# Having a problem with Netgear DG834G router, after installing Windows 8.1!



## ithehappy (Mar 21, 2014)

The router is a Netgear DG834G V3. I use to open 192.168.0.1 to access and configure router's settings and all, but since switching to Windows 8.1 Pro I can NOT access the "connection status" page. Without that page I won't be able to connect / disconnect the router. The page is loading something like one third, but not in whole, but the surprising part is, all other sections are opening (on the left), only that "router status' page isn't loading in full! See the screen-shot!
What is the way out of this? Have asked in Netgear forum also, haven't found a valid response yet!

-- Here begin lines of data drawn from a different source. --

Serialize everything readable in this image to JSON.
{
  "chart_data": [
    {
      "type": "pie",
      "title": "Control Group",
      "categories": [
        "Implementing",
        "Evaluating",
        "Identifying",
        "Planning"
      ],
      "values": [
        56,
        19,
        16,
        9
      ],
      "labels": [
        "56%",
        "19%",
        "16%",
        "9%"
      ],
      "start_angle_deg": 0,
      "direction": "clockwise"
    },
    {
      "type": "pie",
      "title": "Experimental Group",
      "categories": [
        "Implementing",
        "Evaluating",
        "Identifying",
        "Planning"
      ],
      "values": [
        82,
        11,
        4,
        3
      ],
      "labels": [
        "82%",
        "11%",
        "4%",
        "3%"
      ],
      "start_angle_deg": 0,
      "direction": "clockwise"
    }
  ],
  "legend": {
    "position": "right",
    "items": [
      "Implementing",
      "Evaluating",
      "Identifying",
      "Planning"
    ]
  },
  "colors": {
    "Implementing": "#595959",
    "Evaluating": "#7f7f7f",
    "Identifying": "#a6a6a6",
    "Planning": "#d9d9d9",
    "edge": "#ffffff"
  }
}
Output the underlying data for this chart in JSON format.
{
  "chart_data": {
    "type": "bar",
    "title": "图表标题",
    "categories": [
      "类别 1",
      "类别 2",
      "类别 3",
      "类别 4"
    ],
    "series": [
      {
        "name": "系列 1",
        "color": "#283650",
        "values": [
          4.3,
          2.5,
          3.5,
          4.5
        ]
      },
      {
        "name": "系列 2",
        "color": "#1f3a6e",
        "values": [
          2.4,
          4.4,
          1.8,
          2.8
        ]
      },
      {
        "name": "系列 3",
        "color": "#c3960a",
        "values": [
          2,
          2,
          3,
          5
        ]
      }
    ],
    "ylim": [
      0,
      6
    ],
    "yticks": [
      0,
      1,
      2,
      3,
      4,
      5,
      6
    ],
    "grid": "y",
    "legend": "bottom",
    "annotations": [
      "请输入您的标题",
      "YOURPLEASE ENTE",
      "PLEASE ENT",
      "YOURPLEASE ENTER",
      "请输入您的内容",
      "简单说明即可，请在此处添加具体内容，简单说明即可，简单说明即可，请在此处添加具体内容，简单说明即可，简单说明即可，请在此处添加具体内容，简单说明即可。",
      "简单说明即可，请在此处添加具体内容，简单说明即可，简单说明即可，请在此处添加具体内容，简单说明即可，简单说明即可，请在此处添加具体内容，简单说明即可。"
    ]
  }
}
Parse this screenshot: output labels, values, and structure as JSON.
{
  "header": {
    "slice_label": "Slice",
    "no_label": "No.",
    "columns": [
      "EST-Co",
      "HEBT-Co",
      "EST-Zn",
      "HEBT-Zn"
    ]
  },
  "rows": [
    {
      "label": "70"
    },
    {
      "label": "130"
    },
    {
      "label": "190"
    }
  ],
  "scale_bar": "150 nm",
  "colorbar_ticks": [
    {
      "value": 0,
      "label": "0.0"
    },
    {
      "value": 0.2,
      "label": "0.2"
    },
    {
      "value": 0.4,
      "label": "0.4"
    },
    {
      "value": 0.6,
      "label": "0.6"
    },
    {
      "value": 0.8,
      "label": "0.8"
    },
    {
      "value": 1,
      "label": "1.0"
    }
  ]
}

This is how it looks now: (See the right part of the screen, it shouldn't be blank, and the middle part, marked them both)

*i.imgur.com/AKzUByF.jpg

PS: Tried Chrome too, same, and IE is not even be able to open the page, I mean it doesn't even log-in into 192.168.0.1, after entering the credentials it just keeps loading but no page appears!


----------



## dashing.sujay (Mar 21, 2014)

Happens with my router also (asus) but refreshing the page before the page loading stops, does the job.


----------



## ithehappy (Mar 21, 2014)

Well it ain't solving my issue, I have refreshed million times already


----------